A exemplo do que fez na Assembleia-Geral da ONU de 2003, a primeira na qual discursou, o ex-presidente destacou a necessidade de ações para o combate à fome. "Vergonha das vergonhas: 800 milhões de crianças passam fome todos os dias, no mesmo planeta em que uns poucos privilegiados nem sabem como gastar - ou sequer como contar - suas inacreditáveis fortunas".

Entre outras coisas, Lula prometeu decretar o "desmatamento zero" na Amazônia com proibição por três anos de queimadas e derrubada de árvores, deslocar para o combate a incêndios no Pantanal os 4 mil militares que estão na fronteira com a Venezuela, recompor o orçamento do Ministério da Saúde, manter o auxílio emergencial de R$ 600, abrir linhas de crédito nos bancos públicos para pequenas e médias empresas, retomar a reforma agrária e retomar as obras paradas.

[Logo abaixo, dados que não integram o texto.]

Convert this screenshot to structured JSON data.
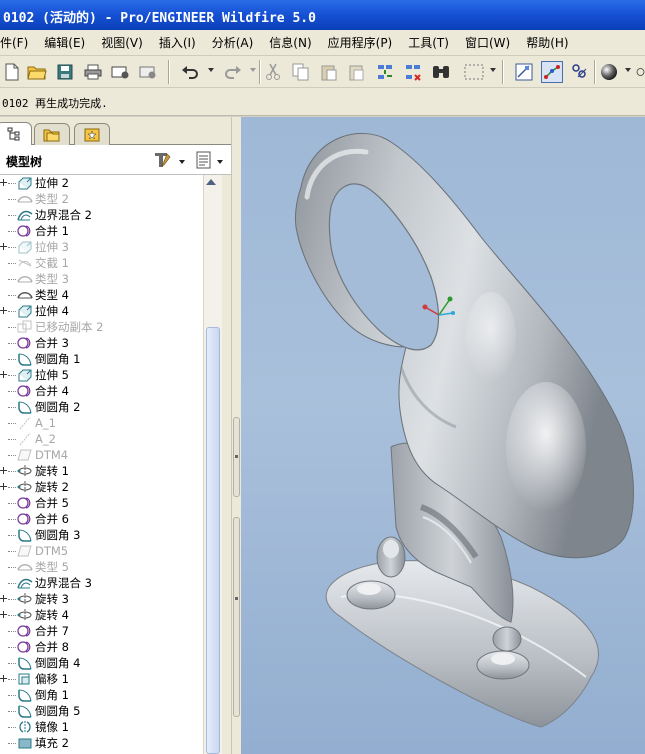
{
  "window": {
    "title": "0102 (活动的) - Pro/ENGINEER Wildfire 5.0"
  },
  "menu": {
    "items": [
      "件(F)",
      "编辑(E)",
      "视图(V)",
      "插入(I)",
      "分析(A)",
      "信息(N)",
      "应用程序(P)",
      "工具(T)",
      "窗口(W)",
      "帮助(H)"
    ]
  },
  "toolbar": {
    "icons": [
      "new-file-icon",
      "open-folder-icon",
      "save-icon",
      "print-icon",
      "email-icon",
      "close-window-icon",
      "undo-icon",
      "redo-icon",
      "cut-icon",
      "copy-icon",
      "paste-icon",
      "paste-special-icon",
      "regenerate-icon",
      "regenerate-manager-icon",
      "find-icon",
      "select-box-icon",
      "model-tree-toggle-icon",
      "datum-axis-display-icon",
      "point-display-icon",
      "shading-icon"
    ]
  },
  "message": {
    "text": "0102 再生成功完成."
  },
  "model_tree": {
    "title": "模型树",
    "tools": [
      "settings-icon",
      "show-icon"
    ],
    "items": [
      {
        "label": "拉伸 2",
        "icon": "extrude-icon",
        "expand": true,
        "dim": false
      },
      {
        "label": "类型 2",
        "icon": "type-icon",
        "expand": false,
        "dim": true
      },
      {
        "label": "边界混合 2",
        "icon": "boundary-blend-icon",
        "expand": false,
        "dim": false
      },
      {
        "label": "合并 1",
        "icon": "merge-icon",
        "expand": false,
        "dim": false
      },
      {
        "label": "拉伸 3",
        "icon": "extrude-icon",
        "expand": true,
        "dim": true
      },
      {
        "label": "交截 1",
        "icon": "intersect-icon",
        "expand": false,
        "dim": true
      },
      {
        "label": "类型 3",
        "icon": "type-icon",
        "expand": false,
        "dim": true
      },
      {
        "label": "类型 4",
        "icon": "type-icon",
        "expand": false,
        "dim": false
      },
      {
        "label": "拉伸 4",
        "icon": "extrude-icon",
        "expand": true,
        "dim": false
      },
      {
        "label": "已移动副本 2",
        "icon": "moved-copy-icon",
        "expand": false,
        "dim": true
      },
      {
        "label": "合并 3",
        "icon": "merge-icon",
        "expand": false,
        "dim": false
      },
      {
        "label": "倒圆角 1",
        "icon": "round-icon",
        "expand": false,
        "dim": false
      },
      {
        "label": "拉伸 5",
        "icon": "extrude-icon",
        "expand": true,
        "dim": false
      },
      {
        "label": "合并 4",
        "icon": "merge-icon",
        "expand": false,
        "dim": false
      },
      {
        "label": "倒圆角 2",
        "icon": "round-icon",
        "expand": false,
        "dim": false
      },
      {
        "label": "A_1",
        "icon": "axis-icon",
        "expand": false,
        "dim": true
      },
      {
        "label": "A_2",
        "icon": "axis-icon",
        "expand": false,
        "dim": true
      },
      {
        "label": "DTM4",
        "icon": "datum-plane-icon",
        "expand": false,
        "dim": true
      },
      {
        "label": "旋转 1",
        "icon": "revolve-icon",
        "expand": true,
        "dim": false
      },
      {
        "label": "旋转 2",
        "icon": "revolve-icon",
        "expand": true,
        "dim": false
      },
      {
        "label": "合并 5",
        "icon": "merge-icon",
        "expand": false,
        "dim": false
      },
      {
        "label": "合并 6",
        "icon": "merge-icon",
        "expand": false,
        "dim": false
      },
      {
        "label": "倒圆角 3",
        "icon": "round-icon",
        "expand": false,
        "dim": false
      },
      {
        "label": "DTM5",
        "icon": "datum-plane-icon",
        "expand": false,
        "dim": true
      },
      {
        "label": "类型 5",
        "icon": "type-icon",
        "expand": false,
        "dim": true
      },
      {
        "label": "边界混合 3",
        "icon": "boundary-blend-icon",
        "expand": false,
        "dim": false
      },
      {
        "label": "旋转 3",
        "icon": "revolve-icon",
        "expand": true,
        "dim": false
      },
      {
        "label": "旋转 4",
        "icon": "revolve-icon",
        "expand": true,
        "dim": false
      },
      {
        "label": "合并 7",
        "icon": "merge-icon",
        "expand": false,
        "dim": false
      },
      {
        "label": "合并 8",
        "icon": "merge-icon",
        "expand": false,
        "dim": false
      },
      {
        "label": "倒圆角 4",
        "icon": "round-icon",
        "expand": false,
        "dim": false
      },
      {
        "label": "偏移 1",
        "icon": "offset-icon",
        "expand": true,
        "dim": false
      },
      {
        "label": "倒角 1",
        "icon": "round-icon",
        "expand": false,
        "dim": false
      },
      {
        "label": "倒圆角 5",
        "icon": "round-icon",
        "expand": false,
        "dim": false
      },
      {
        "label": "镜像 1",
        "icon": "mirror-icon",
        "expand": false,
        "dim": false
      },
      {
        "label": "填充 2",
        "icon": "fill-icon",
        "expand": false,
        "dim": false
      }
    ]
  },
  "colors": {
    "title_bar": "#1753d6",
    "viewport_bg": "#9eb8d6",
    "model_surface": "#c5cacf",
    "feature_icon": "#7a3b9a",
    "disabled_text": "#a6a6a6"
  }
}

Muitas das promessas estão no Plano de Reconstrução e Transformação do Brasil, anunciado na véspera, parte de um movimento iniciado com a fala do ex-presidente no dia 7 de setembro na qual se colocou "à disposição" para combater o bolsonarismo.

ondenado em segunda instância nos casos do triplex do Guarujá e do sítio de Atibaia, Lula está impedido de disputar eleições pela lei da Ficha Limpa. Ele pode reaver seus direitos políticos se o Supremo Tribunal Federal (STF) acatar pedido de seus advogados para que o ex-juiz Sérgio Moro seja declarado suspeito para julgar casos envolvendo o petista.